This question has been seen 74 times and has received only one response (as of noon (PDT) Wed, Aug-14).
I've rewritten the question to make it as clear as possible and I'll appreciate any help.
As a summary, I need a small but complete example on a dataset with binary response on how to use MLR's makeCostSensWeightedPairsWrapper to obtain prediction probabilities on a test set.
In the MLR tutorial in the part on cost-sensitive classification https://mlr.mlr-org.com/articles/tutorial/cost_sensitive_classif.html there is a paragraph on "Example-dependent misclassification costs" and an example is given based on the iris dataset.
In the code snippet below, I modified the iris data set so as to contain only two classes as I'm interested in binary classification only.
library( mlr )
set.seed( 12347 )
n1 = 100; ntrain = 70
df = iris[ 1:n1, ] # 100 points in df so as to have two classes only (setosa and versicolor)

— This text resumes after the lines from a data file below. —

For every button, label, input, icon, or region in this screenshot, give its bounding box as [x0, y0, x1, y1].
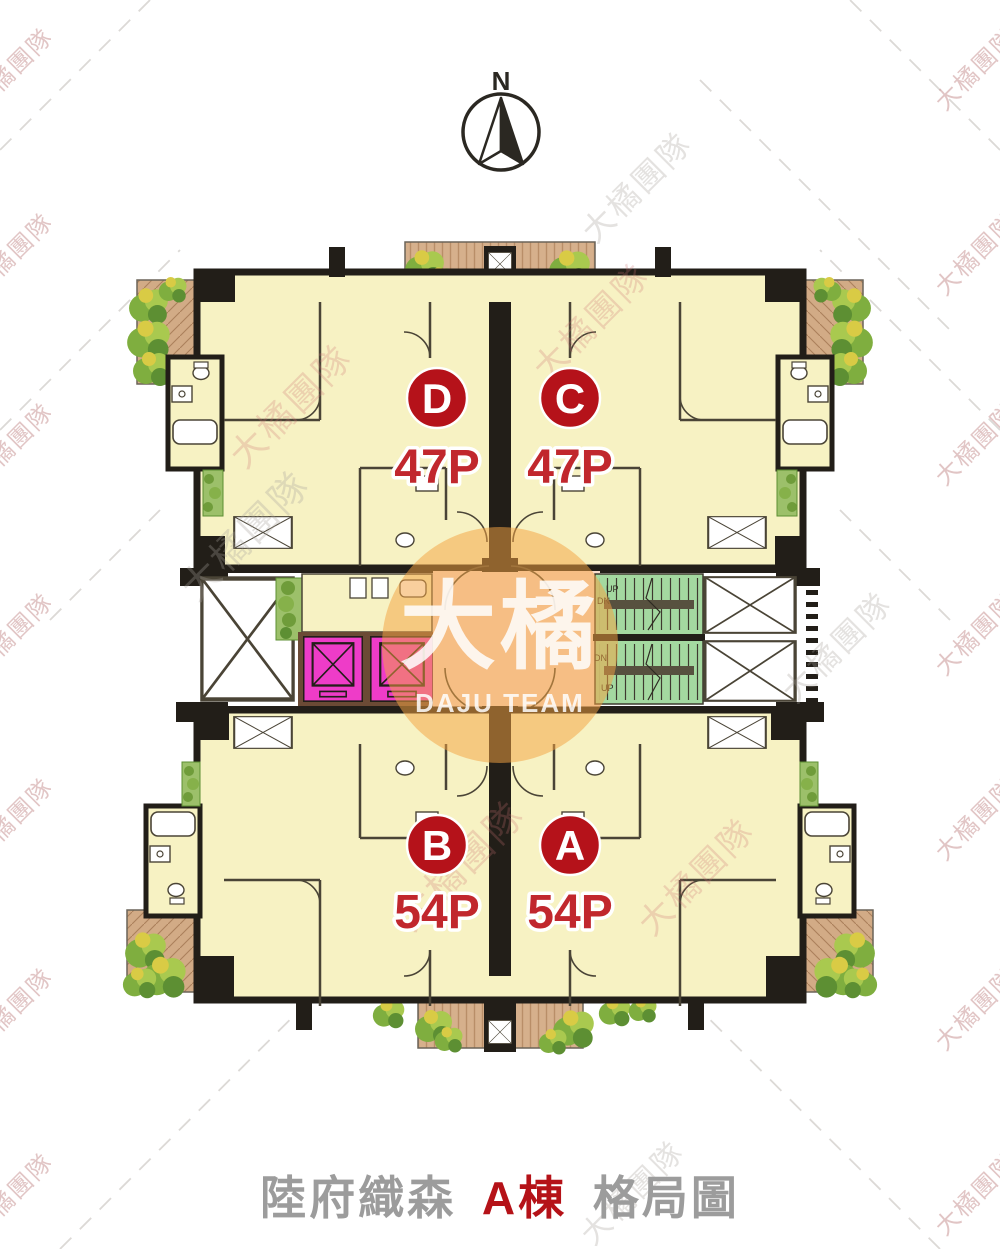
inner-watermark: 大橘團隊 [575, 125, 699, 249]
floor-plan-svg: 大橘團隊 大橘團隊 大橘團隊 大橘團隊 大橘團隊 大橘團隊 大橘團隊 大橘團隊 … [0, 0, 1000, 1249]
edge-watermark: 大橘團隊 [930, 23, 1000, 116]
edge-watermark: 大橘團隊 [0, 398, 59, 491]
compass: N [463, 66, 539, 170]
center-watermark: 大橘 DAJU TEAM [382, 527, 618, 763]
edge-watermark: 大橘團隊 [0, 773, 59, 866]
edge-watermark: 大橘團隊 [930, 208, 1000, 301]
unit-letter: A [555, 822, 585, 869]
edge-watermark: 大橘團隊 [0, 963, 59, 1056]
edge-watermark: 大橘團隊 [0, 588, 59, 681]
floor-plan-page: 大橘團隊 大橘團隊 大橘團隊 大橘團隊 大橘團隊 大橘團隊 大橘團隊 大橘團隊 … [0, 0, 1000, 1249]
edge-watermark: 大橘團隊 [930, 398, 1000, 491]
center-watermark-sub: DAJU TEAM [415, 688, 585, 718]
unit-size: 54P [527, 886, 612, 939]
title-project: 陸府織森 [260, 1172, 456, 1224]
compass-north-label: N [492, 66, 511, 96]
edge-watermark: 大橘團隊 [0, 208, 59, 301]
title-suffix: 格局圖 [593, 1172, 740, 1224]
unit-size: 47P [394, 441, 479, 494]
unit-letter: D [422, 375, 452, 422]
unit-size: 47P [527, 441, 612, 494]
edge-watermark: 大橘團隊 [930, 773, 1000, 866]
title-building: A棟 [482, 1172, 567, 1224]
right-shaft-upper [705, 577, 795, 633]
stair-label-up: UP [606, 584, 619, 594]
unit-size: 54P [394, 886, 479, 939]
edge-watermark: 大橘團隊 [0, 23, 59, 116]
plan-title: 陸府織森 A棟 格局圖 [0, 1162, 1000, 1228]
center-watermark-main: 大橘 [400, 574, 600, 681]
unit-letter: C [555, 375, 585, 422]
unit-letter: B [422, 822, 452, 869]
elevator-1 [303, 636, 363, 702]
edge-watermark: 大橘團隊 [930, 588, 1000, 681]
edge-watermark: 大橘團隊 [930, 963, 1000, 1056]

df$Species = factor( df$Species ) # refactor the response
# partition df into a training set (70 points) and test set (30 points)
#
ix = sample( 1:n1, ntrain, replace=FALSE )
xtest = df[ setdiff( 1:n1, ix ), ] ## test set
ntest = nrow( xtest )
xtrain = df[ ix, ] # this is the training set
# create cost matrix, same as in the MLR example
#
cost = matrix(runif(ntrain * 2, 0, 2000), ntrain) * (1 - diag(2))[xtrain$Species,] + runif(ntrain, 0, 10)

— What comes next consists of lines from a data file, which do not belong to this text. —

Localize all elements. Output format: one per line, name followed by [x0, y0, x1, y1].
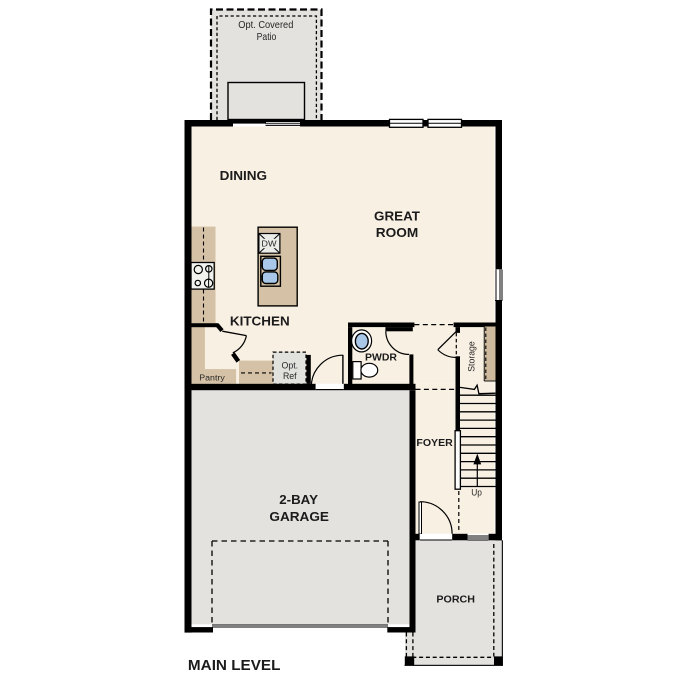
svg-text:DINING: DINING: [220, 168, 267, 183]
svg-text:ROOM: ROOM: [376, 225, 419, 240]
svg-text:Opt. Covered: Opt. Covered: [238, 20, 293, 31]
svg-text:2-BAY: 2-BAY: [279, 492, 318, 507]
svg-text:Opt.: Opt.: [281, 361, 298, 371]
svg-text:PWDR: PWDR: [365, 352, 397, 363]
svg-text:DW: DW: [261, 238, 277, 248]
svg-text:FOYER: FOYER: [416, 438, 453, 449]
svg-text:Storage: Storage: [466, 341, 476, 372]
svg-text:Ref: Ref: [283, 371, 297, 381]
svg-text:Patio: Patio: [257, 32, 277, 43]
svg-text:Up: Up: [471, 487, 482, 497]
svg-text:GARAGE: GARAGE: [269, 509, 329, 524]
svg-text:Pantry: Pantry: [199, 372, 225, 382]
svg-text:GREAT: GREAT: [374, 209, 420, 224]
svg-text:KITCHEN: KITCHEN: [230, 313, 290, 328]
svg-text:PORCH: PORCH: [436, 595, 475, 606]
svg-text:MAIN LEVEL: MAIN LEVEL: [188, 658, 281, 674]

colnames(cost) = levels(xtrain$Species)
rownames(cost) = rownames(xtrain)
xtrain$Species = NULL # this is done according to the MLR example
# cost-sensitive task
#
costsens.task = makeCostSensTask(id = "xtrain", data = xtrain, cost = cost )
costsens.task
##lrn = makeLearner("classif.multinom", trace = FALSE, predict.type="prob" )
lrn = makeLearner( "classif.gbm", predict.type="prob" )
lrn = makeCostSensWeightedPairsWrapper( lrn ); lrn
mod = train(lrn, costsens.task ); mod
pred = predict( mod, newdata = xtest, pred.type="prob" );
perf = performance( pred, measures = list(auc), task = costsens.task)
# I get the following error:
# Error in FUN(X[[i]], ...) :
# You need to have a 'truth' column in your pred object for measure auc!
My original project is to do a binary classification which incorporates example-dependent misclassification costs.
The goal is to do a prediction on a test dataset, obtain the probabilities and show the performance (using ROCR, for which there are MLR-mapping functions).
NOTE: The learners I've tried are 'classif.multinom' and (I guessed) 'classif.gbm' as the two that might be compatible with the weighted pairs wrapper.
My questions are:
Q1: Where in the code snippet and how to specify that I want probabilities as an output of the cost-sensitive classifier?
Q2: Which learner can be used so as to produce classification probabilities?
Q3: How to avoid the error above and get the class probabilities?
Once again, I'd really appreciate any help, even more so if there is anyone who can answer promptly.